Saturday, October 1, 2011

Private vs. Public Sector Space Development

I have just finished with a two day debate tournament discussing the merits of private and public space development. These past two days I have been bombarded with arguments from both sides, ranging from economic benefits to the dreams of the people, and what I took from it is that choosing one or the other is a false dichotomy.
This competition all took place at the University of Northern Iowa.

If we take NASA as our prime example for the public space industry, we see a long history of successful space flight. The competitors arguing for the public sector ran with this. Private space industries are quite new, and thus they haven't created a history that they could reference. For 53 years NASA has been sending animals, people and robots into space, while the private sector has only managed to achieve some preliminary test launches.
NASA has managed 135 successful space shuttle launches.

NASA is an amazing organization, but it's history is far from impecable. It's space shuttle program was meant to launch about 1,500 rockets, but over all these years, only 135 of these launches have happened. In addition to all of the money sunk into this organization that failed it's goals, there was also a loss of life due to NASA. We all remember the disastrous Space Shuttle Challenger. In this tragic incident, all seven crew members were killed. Failings like these certainly should not discourage us from space exploration, but they sure give a lot of ammo to people arguing for private sector space development.
The Space Shuttle Challenger broke apart 73 seconds after the launch of it's 10th mission.

The main argument for private sector space development is from the side of capitalism. Competition between companies and the motivation to earn money spurs innovation. This has become somewhat evident already, even though private space industry is so new. SpaceX's Falcon 9 rocket is 6 times more cost effective than the old NASA space shuttle launch system. Government organizations don't send up rockets to earn money, so they don't have the same level of motivation. For the U.S. government, NASA is more a point of pride than a means to sustain themselves.
Launch of the Falcon 9 rocket

Corporations do have their failings, just like NASA. As it is right now, corporations are entirely dependent on funding from the public sector. NASA and the United States Air Force have contracts with SpaceX and Boeing that are keeping their space programs alive. Without these public contracts, private space industry couldn't exist. Sending things into space is just too expensive for the public market to be able to sustain it. Another fear is that private companies wouldn't be safe. Incidences like the BP oil spill really don't make corporations look good. Private industry is in the business of making money, so they often cut corners to save some money. The fear is that they might do this while designing the next generation of rockets, and people would die.
It took 3 months to clean up after this result of corner cutting.

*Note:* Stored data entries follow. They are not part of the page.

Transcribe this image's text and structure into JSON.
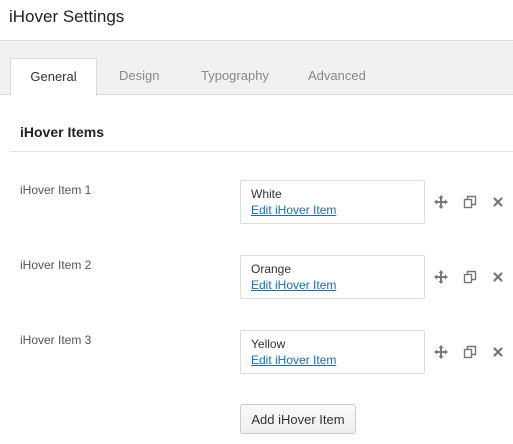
{
  "header": {
    "title": "iHover Settings"
  },
  "tabs": [
    {
      "label": "General",
      "active": true
    },
    {
      "label": "Design",
      "active": false
    },
    {
      "label": "Typography",
      "active": false
    },
    {
      "label": "Advanced",
      "active": false
    }
  ],
  "section": {
    "title": "iHover Items"
  },
  "items": [
    {
      "label": "iHover Item 1",
      "value": "White",
      "link": "Edit iHover Item"
    },
    {
      "label": "iHover Item 2",
      "value": "Orange",
      "link": "Edit iHover Item"
    },
    {
      "label": "iHover Item 3",
      "value": "Yellow",
      "link": "Edit iHover Item"
    }
  ],
  "controls": {
    "move_icon": "move-icon",
    "clone_icon": "clone-icon",
    "delete_icon": "delete-icon"
  },
  "add_button": {
    "label": "Add iHover Item"
  },
  "colors": {
    "link": "#1e6fa8",
    "tabbar_bg": "#f1f1f1",
    "border": "#dcdcdc"
  }
}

After all I've been through, I've decided that the optimal situation would be for both the private and public sectors to work together. The private sector is much more motivated to advance and would make space more accessible to citizens, but it is fragile and subject to the market. The public sector doesn't necessarily advance as fast as the private sector, but it is much more stable and can ensure that humans continue to explore space. If both sectors work on the same goal, they will cover much more ground and can ensure the survival of humanities dream to touch the stars.


  1. Hey! I'm also a PFD debater and I was wondering where you found your information for "It's space shuttle program was meant to launch about 1,500 rockets, but over all these years, only 135 of these launches have happened." Thanks!